Wally hears another voice. It is Hagenbach, who has recovered from his injuries and come to confess his love. The lovers are reconciled, and Hagenbach goes to find a safe path back down the mountain. He shouts up to Wally, but the noise of his call sets off an avalanche that carries him away. Wally stands momentarily on the edge of the precipice before hurling herself down to her death.

==Recordings==
- 1960: Renata Tebaldi, Giacinto Prandelli, Silvio Majonica, Pinuccia Perotti, conducted by Arturo Basile (CD, Hommage GmbH Musikproduktion und Verlag)
- 1968: Renata Tebaldi, Mario Del Monaco, Piero Cappuccilli, Justino Díaz, conducted by Fausto Cleva (CD, Decca)
- 1972: Magda Olivero, Nicola Zaccaria, Laura Zanini, Ida Farina, Amadeo Zambon, Silvano Carroli, Giovanni Foiani, conducted by Ferruccio Scaglia Orchestra and Chorus Teatro Donizetti, Bergamo, Italy, 1972 (CD, Opera D'Oro, 2006)
- 1989: Éva Marton, Francisco Araiza, Alan Titus, Francesco Ellero d'Artegna, conducted by Pinchas Steinberg (CD, Eurodisc)

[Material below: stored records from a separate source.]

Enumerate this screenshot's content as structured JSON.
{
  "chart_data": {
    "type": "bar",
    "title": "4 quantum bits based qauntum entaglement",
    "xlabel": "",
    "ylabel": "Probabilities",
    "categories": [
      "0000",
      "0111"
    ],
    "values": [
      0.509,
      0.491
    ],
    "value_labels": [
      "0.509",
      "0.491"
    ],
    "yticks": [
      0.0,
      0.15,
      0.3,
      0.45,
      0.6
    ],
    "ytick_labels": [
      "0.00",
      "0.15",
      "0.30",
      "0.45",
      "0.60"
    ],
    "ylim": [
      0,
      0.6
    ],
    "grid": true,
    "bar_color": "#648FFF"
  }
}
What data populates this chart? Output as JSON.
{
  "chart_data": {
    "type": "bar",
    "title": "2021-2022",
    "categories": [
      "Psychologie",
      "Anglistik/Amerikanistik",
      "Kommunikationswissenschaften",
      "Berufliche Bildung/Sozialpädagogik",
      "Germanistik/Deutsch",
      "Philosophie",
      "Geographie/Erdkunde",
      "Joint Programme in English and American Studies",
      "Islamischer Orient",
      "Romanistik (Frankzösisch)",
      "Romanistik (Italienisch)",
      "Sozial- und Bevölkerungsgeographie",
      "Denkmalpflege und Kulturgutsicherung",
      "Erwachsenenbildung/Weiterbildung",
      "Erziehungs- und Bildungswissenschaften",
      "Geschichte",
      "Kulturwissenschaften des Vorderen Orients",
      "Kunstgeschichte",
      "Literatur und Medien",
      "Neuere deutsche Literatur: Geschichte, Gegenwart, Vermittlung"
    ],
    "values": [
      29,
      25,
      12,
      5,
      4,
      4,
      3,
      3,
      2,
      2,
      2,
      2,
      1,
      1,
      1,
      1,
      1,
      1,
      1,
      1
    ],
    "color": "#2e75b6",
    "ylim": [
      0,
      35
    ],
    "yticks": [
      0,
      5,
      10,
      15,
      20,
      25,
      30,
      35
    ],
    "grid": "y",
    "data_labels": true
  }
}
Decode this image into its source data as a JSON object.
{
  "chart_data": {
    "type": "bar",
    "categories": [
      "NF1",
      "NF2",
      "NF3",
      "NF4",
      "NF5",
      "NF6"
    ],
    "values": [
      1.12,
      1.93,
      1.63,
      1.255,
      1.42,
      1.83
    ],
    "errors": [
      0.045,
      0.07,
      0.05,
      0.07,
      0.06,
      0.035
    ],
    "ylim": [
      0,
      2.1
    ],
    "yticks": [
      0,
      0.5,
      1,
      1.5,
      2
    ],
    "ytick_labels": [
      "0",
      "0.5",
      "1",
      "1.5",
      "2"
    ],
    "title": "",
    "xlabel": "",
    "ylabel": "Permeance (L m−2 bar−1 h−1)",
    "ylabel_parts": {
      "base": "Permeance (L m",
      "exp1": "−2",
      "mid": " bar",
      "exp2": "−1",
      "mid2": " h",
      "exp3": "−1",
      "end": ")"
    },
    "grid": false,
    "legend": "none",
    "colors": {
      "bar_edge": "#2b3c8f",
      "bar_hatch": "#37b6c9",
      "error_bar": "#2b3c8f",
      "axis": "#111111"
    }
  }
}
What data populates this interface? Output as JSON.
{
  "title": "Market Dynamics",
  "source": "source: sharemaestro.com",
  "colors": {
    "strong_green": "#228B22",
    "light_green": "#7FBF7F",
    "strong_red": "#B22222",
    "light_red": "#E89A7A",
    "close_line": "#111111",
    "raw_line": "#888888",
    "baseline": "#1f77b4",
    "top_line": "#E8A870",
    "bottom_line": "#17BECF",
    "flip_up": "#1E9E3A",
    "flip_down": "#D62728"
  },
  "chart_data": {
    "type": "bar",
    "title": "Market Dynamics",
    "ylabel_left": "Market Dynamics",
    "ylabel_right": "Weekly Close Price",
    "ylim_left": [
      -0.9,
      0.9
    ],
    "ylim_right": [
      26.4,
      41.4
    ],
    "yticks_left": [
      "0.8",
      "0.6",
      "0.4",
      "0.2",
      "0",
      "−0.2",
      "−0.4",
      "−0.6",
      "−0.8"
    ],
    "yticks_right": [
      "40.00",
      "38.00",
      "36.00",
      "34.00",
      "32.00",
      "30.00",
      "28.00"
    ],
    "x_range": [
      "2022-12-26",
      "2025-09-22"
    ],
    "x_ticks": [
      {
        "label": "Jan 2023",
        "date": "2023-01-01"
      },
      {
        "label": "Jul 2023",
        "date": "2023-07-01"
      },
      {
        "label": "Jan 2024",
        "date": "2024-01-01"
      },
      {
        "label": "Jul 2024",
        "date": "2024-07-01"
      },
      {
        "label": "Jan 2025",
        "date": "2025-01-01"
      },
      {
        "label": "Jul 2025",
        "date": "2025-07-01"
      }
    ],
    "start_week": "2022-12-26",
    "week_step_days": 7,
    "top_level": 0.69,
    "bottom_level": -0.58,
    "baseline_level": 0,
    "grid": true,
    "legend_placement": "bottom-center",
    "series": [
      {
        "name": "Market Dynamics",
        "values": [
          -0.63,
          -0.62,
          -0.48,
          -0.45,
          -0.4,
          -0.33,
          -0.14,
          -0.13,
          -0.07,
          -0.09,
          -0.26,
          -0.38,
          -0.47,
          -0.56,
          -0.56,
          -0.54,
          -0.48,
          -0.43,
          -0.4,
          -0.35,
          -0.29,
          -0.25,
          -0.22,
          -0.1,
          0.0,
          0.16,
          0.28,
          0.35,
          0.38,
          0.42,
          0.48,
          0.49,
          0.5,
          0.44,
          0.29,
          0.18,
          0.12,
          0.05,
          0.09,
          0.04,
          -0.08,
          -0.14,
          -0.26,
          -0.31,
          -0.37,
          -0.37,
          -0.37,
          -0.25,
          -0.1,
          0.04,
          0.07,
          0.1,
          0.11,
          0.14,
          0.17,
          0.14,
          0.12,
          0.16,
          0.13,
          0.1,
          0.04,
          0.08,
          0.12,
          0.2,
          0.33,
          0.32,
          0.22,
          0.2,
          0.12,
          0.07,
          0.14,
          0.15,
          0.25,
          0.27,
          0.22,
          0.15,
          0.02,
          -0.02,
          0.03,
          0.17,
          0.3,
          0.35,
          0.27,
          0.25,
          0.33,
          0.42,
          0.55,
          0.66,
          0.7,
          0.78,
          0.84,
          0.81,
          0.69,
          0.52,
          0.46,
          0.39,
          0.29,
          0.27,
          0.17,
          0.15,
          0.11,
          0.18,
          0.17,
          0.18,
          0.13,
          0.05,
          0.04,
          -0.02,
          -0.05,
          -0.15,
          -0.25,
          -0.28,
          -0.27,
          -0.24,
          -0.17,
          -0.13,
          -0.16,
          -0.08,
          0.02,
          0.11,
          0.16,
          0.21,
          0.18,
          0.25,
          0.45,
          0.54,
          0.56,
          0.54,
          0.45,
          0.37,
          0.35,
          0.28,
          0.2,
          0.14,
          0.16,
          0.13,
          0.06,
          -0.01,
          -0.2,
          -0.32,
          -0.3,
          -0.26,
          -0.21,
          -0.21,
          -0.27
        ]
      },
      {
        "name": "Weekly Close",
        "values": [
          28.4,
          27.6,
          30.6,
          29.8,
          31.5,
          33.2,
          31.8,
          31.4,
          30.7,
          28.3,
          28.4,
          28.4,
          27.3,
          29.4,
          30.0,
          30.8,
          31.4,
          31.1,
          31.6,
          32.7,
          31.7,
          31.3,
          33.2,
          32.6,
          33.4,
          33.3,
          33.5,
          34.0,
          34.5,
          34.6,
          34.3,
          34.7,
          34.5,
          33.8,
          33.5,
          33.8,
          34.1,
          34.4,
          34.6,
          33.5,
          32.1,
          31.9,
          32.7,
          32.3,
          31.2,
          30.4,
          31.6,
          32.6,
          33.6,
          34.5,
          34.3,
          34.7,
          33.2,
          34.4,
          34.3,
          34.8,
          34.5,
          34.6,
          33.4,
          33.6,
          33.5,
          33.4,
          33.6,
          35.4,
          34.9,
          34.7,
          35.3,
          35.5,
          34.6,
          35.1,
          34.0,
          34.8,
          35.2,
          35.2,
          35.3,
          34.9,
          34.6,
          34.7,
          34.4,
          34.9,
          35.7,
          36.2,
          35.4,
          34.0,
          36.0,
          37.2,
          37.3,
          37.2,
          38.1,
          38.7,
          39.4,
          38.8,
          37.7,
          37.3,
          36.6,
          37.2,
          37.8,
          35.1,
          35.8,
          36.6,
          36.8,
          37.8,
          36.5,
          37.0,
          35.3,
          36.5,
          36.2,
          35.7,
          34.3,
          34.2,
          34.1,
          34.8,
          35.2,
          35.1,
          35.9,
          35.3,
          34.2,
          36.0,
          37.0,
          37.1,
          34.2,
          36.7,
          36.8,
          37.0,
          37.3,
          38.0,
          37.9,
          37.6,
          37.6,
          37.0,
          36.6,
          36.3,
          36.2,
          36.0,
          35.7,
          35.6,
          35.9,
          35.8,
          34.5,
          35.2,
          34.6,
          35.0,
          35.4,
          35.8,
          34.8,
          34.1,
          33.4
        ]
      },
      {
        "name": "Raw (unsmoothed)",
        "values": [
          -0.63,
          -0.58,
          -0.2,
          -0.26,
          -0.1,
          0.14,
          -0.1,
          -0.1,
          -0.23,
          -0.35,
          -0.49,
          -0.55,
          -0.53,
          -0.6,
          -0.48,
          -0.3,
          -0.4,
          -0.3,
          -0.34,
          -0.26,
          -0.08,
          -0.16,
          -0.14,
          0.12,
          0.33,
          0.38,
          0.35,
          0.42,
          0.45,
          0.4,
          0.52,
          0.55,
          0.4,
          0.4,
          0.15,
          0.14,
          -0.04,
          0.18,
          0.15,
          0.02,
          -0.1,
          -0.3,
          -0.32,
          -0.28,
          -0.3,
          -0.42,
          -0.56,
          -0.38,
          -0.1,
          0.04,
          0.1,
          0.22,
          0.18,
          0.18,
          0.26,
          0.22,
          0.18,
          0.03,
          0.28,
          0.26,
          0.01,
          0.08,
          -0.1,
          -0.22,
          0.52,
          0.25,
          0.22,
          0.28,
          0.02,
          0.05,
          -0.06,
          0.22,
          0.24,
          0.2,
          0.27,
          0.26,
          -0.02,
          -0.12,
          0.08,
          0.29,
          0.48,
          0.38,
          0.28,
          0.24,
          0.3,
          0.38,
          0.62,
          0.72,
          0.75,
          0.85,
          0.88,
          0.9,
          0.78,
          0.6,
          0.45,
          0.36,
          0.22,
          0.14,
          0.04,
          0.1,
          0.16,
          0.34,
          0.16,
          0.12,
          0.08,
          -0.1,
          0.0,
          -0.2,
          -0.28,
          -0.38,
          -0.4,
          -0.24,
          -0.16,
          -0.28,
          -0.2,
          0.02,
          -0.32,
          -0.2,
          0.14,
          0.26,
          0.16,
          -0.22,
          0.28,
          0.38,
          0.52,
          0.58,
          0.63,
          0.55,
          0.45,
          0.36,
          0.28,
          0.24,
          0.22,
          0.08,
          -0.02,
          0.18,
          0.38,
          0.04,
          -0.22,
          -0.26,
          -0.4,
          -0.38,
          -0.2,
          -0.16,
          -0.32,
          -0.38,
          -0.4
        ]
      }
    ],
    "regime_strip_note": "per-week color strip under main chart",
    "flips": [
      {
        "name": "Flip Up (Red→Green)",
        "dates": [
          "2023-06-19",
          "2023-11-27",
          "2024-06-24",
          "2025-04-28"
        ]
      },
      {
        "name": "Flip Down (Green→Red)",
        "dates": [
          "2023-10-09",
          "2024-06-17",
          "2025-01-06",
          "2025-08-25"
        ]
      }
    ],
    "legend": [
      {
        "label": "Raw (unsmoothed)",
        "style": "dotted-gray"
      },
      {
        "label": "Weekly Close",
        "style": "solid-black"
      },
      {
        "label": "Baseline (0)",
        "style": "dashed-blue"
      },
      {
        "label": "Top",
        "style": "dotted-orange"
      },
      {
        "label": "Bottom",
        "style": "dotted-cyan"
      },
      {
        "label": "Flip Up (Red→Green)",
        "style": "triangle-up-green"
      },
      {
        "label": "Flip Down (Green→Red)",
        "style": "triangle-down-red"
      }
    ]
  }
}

- 2014: Susanna von der Burg, Paulo Ferreira, Marc Kugel, Bernd Valentin, Susanne Langbein, Chor des Tiroler Landestheater Innsbruck, Tiroler Symphonieorchester Innsbruck, conducted by Alexander Rumpf (DVD Video, Capriccio, C95000)

==Film==
- La Wally (dir. Guido Brignone, 1932)
- Diva (dir. Jean-Jacques Beineix, 1981) prominently features the aria "Ebben? Ne andrò lontana", performed by Wilhelmenia Wiggins Fernandez.
- A Single Man (dir. Tom Ford, 2009) features "Ebben? Ne andrò lontana", performed by soprano Miriam Gauci.